Но молодая женщина только пожимала плечами: не знаю, да и все тут.

Оба с опаской почему-то посматривали в мою сторону; я копалась в бумагах. Это были все служебные донесения. "В связи с появлением различных неприятных слухов докладываю Вашей Милости о настроениях негров в подведомственной мне территории.

Негры босаль, по причине их тупости, никакой опасности не представляют, ибо не имеют зачастую возможности договориться друг с другом, плохо понимая испанский.

Гораздо серьезнее дела обстоят в среде негров-креолов, которые более способны оценить обстоятельства и между которыми нередки даже грамотные"… Это он был прав, подумала я, что касается нашей компании – из четверых было трое грамотных, из них двое креолов, а одна имела в детстве гувернантку… да, среди негров такие компании попадались нечасто.

Никакого указания на происхождение денег (а их было уйма) мне найти не удалось, принадлежали ли они сеньору Суаресу или кому-нибудь еще, а потом – стоп! – кое-что интересное! Это было, как можно понять, письмо управляющего – того самого доверенного – дону Федерико лично.

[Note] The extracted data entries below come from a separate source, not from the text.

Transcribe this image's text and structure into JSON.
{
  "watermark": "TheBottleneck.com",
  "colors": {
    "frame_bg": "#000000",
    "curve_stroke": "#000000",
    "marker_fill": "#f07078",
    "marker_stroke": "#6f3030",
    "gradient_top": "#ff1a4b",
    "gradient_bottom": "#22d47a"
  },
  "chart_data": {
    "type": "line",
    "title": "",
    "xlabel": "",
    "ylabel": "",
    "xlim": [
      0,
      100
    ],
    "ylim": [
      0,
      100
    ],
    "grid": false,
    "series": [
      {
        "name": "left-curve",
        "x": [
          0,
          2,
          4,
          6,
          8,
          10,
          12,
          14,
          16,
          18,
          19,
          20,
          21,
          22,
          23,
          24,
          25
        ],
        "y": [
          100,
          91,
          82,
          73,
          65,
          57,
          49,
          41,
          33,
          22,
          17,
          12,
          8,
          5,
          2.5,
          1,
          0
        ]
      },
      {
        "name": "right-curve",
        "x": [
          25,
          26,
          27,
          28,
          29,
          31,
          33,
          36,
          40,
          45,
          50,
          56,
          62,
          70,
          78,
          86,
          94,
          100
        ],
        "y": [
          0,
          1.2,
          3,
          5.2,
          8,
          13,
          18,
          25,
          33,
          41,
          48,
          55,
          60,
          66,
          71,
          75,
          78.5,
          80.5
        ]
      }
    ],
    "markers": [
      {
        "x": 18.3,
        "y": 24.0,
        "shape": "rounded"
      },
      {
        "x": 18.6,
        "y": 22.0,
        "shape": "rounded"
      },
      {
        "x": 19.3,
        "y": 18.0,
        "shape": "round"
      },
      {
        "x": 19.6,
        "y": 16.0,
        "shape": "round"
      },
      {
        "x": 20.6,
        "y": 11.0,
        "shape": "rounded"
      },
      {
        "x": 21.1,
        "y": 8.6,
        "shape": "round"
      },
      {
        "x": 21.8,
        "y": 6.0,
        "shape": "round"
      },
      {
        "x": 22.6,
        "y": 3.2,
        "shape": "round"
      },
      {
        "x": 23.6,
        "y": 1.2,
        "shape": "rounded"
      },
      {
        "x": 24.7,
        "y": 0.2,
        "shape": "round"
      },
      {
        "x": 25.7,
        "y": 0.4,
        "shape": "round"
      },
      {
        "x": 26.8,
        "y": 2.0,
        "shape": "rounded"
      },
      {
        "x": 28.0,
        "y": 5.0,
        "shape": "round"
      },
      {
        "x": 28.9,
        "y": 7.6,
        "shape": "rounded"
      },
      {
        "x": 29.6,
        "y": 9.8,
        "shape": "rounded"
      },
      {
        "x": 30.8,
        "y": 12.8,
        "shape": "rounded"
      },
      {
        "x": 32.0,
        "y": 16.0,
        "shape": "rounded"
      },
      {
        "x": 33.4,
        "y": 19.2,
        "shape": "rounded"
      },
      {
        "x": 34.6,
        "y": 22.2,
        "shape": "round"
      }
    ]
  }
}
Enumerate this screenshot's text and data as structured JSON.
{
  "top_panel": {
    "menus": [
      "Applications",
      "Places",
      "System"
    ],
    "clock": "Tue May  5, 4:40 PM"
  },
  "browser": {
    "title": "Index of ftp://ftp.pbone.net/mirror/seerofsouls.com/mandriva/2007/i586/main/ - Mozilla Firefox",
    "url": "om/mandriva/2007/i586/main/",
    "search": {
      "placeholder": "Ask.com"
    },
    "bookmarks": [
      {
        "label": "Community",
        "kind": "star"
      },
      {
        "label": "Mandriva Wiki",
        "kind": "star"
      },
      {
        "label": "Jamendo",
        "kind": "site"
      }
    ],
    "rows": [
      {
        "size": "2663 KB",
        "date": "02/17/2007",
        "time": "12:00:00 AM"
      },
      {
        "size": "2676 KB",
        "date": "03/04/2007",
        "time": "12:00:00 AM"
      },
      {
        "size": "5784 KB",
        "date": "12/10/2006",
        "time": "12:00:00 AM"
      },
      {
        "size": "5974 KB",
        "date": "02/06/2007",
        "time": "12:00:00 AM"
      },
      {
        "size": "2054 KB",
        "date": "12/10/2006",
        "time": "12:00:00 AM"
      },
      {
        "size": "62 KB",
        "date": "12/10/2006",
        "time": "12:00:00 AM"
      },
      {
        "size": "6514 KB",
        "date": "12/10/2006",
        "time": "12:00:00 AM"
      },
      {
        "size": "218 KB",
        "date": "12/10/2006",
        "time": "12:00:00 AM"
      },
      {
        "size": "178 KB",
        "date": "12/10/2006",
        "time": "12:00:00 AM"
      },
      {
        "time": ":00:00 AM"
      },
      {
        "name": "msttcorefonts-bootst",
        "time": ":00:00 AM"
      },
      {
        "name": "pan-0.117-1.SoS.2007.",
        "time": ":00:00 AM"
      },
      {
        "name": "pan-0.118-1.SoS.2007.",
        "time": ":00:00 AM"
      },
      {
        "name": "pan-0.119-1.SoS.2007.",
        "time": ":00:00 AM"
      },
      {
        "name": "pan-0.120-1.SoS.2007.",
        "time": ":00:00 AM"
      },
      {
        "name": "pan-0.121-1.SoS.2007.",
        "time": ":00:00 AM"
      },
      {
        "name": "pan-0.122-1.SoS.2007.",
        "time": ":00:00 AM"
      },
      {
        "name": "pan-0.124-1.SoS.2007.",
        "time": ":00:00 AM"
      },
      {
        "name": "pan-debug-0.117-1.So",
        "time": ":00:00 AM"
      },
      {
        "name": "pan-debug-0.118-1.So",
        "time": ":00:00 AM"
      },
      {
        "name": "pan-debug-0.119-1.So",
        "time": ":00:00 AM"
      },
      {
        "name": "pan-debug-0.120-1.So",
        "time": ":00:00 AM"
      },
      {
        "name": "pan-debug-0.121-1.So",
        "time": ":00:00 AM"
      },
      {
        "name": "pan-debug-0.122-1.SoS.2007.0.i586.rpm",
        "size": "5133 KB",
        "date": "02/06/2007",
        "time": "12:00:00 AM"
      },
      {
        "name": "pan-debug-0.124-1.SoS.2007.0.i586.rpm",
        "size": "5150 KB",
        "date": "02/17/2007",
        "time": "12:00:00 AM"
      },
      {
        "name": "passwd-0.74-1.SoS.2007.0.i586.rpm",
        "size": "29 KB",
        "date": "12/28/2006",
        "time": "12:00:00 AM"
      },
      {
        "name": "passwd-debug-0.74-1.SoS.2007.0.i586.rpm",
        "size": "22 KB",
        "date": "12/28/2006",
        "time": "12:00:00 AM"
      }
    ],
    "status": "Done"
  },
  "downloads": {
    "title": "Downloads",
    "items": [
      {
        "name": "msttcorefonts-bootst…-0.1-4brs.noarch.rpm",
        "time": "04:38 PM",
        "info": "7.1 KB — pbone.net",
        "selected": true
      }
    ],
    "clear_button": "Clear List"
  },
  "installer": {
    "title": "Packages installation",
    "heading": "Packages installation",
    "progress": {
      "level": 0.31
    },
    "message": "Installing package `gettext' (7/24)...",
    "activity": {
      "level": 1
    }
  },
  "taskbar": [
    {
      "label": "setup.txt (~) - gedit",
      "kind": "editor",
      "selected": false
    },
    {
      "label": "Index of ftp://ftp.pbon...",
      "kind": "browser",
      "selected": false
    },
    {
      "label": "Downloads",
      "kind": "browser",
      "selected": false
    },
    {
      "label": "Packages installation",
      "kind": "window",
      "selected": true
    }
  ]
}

"От Хосефы в деле, что вы задумали, будет мало проку, по моему мнению. Можно, конечно, пообещать ей вольную и много чего еще, но только мне кажется, эта негритянка слишком бестолкова для такого деликатного задания. Что касается Адана, степень его провинности столь велика, что заслуживает веревки; но коль скоро вы полагаете, что он может быть вам полезен, не могу противоречить. Он оказывал немало услуг в том качестве, в каком вы хотите его использовать и сейчас; но опасаюсь, что в данном случае он предпочтет не слушать обещаний и даст согласие, чтоб только сбежать, предоставив на нашу долю дополнительные заботы о его розыске".